2.0.0 • Published 8 years ago
tanglemango v2.0.0
TangleMango
TangleMango looks at the links between webpages to guess at the structure of websites. In practice, this means you can for instance easily find a chain of pages that are connected by previous/next links, without requiring any site-specific or even language-specific work. Handy for scrapping image galeries, and more.

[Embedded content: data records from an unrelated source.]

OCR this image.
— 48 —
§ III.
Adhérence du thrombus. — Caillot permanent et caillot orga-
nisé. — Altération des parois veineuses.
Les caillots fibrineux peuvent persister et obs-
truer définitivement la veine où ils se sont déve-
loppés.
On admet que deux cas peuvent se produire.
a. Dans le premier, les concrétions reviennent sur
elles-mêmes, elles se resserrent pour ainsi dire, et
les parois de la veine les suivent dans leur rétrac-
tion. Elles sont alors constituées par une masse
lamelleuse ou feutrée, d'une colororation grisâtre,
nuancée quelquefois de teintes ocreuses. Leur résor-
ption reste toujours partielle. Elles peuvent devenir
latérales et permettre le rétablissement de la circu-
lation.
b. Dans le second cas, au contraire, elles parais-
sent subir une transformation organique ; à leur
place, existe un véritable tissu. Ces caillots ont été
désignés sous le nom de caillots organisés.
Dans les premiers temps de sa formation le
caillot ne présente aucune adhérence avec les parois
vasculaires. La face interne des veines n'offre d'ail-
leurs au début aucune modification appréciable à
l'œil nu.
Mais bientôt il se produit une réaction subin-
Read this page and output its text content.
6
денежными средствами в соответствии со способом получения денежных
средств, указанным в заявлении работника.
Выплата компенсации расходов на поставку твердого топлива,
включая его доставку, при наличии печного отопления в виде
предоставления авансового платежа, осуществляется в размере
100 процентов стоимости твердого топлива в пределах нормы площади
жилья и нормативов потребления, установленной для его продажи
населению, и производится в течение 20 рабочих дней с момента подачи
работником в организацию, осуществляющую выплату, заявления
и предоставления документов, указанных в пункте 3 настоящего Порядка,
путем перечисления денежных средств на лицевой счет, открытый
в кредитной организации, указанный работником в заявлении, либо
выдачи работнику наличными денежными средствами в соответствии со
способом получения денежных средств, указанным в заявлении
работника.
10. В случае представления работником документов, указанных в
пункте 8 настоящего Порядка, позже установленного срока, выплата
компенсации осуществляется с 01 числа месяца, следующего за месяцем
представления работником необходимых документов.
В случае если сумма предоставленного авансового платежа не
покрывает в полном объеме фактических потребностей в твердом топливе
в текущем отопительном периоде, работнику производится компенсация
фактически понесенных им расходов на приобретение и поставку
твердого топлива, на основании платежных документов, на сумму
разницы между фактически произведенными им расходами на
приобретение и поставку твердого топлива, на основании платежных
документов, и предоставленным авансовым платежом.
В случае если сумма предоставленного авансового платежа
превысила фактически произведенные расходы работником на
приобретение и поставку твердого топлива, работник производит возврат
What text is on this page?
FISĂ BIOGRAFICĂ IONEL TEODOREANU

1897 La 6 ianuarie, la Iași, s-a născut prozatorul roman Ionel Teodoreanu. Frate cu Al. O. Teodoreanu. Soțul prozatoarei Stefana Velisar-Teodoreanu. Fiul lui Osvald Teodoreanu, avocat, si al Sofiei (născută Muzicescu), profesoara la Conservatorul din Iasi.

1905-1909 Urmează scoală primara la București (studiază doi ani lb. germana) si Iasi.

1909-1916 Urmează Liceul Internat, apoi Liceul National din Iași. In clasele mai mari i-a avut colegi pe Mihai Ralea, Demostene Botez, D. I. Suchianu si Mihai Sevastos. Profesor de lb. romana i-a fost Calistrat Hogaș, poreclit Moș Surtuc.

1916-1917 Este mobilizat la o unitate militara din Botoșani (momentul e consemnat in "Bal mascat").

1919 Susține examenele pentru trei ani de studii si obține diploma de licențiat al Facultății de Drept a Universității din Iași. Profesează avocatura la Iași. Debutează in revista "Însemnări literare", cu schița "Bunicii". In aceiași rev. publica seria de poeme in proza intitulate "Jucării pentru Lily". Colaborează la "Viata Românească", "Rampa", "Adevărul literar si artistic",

TangleMango is primarily designed to run in Node.js, but also basically works in browsers.
Usage
Get TangleMango from npm:
npm install tanglemango
Then let it loose on some URL:
import { PageChain } from 'tanglemango'
let chains = await PageChain.getChainsForPage('http://gunnerkrigg.com/?p=1');
It will inspect the page, and return an array of PageChain
objects. Each of one these is a chain of pages that TangleMango detected, with handy methods for exploiting them:
let someChain = chains[0],
secondPage = someChain.getItem(1);
console.log('Next page: ', secondPage.url);
Development
Clone TangleMango and run npm install
.
You can then:
- build the release version using
npm run build
- run the sandbox, a handy testbed, using
npm run sandbox
- build the browser sandbox, an even handier testbed, using
npm run sandbox
.
You can then openbrowser-sandbox.html
in your favorite browser. Make sure to disable its cross-domain restrictions or TangleMango won't be able to load anything.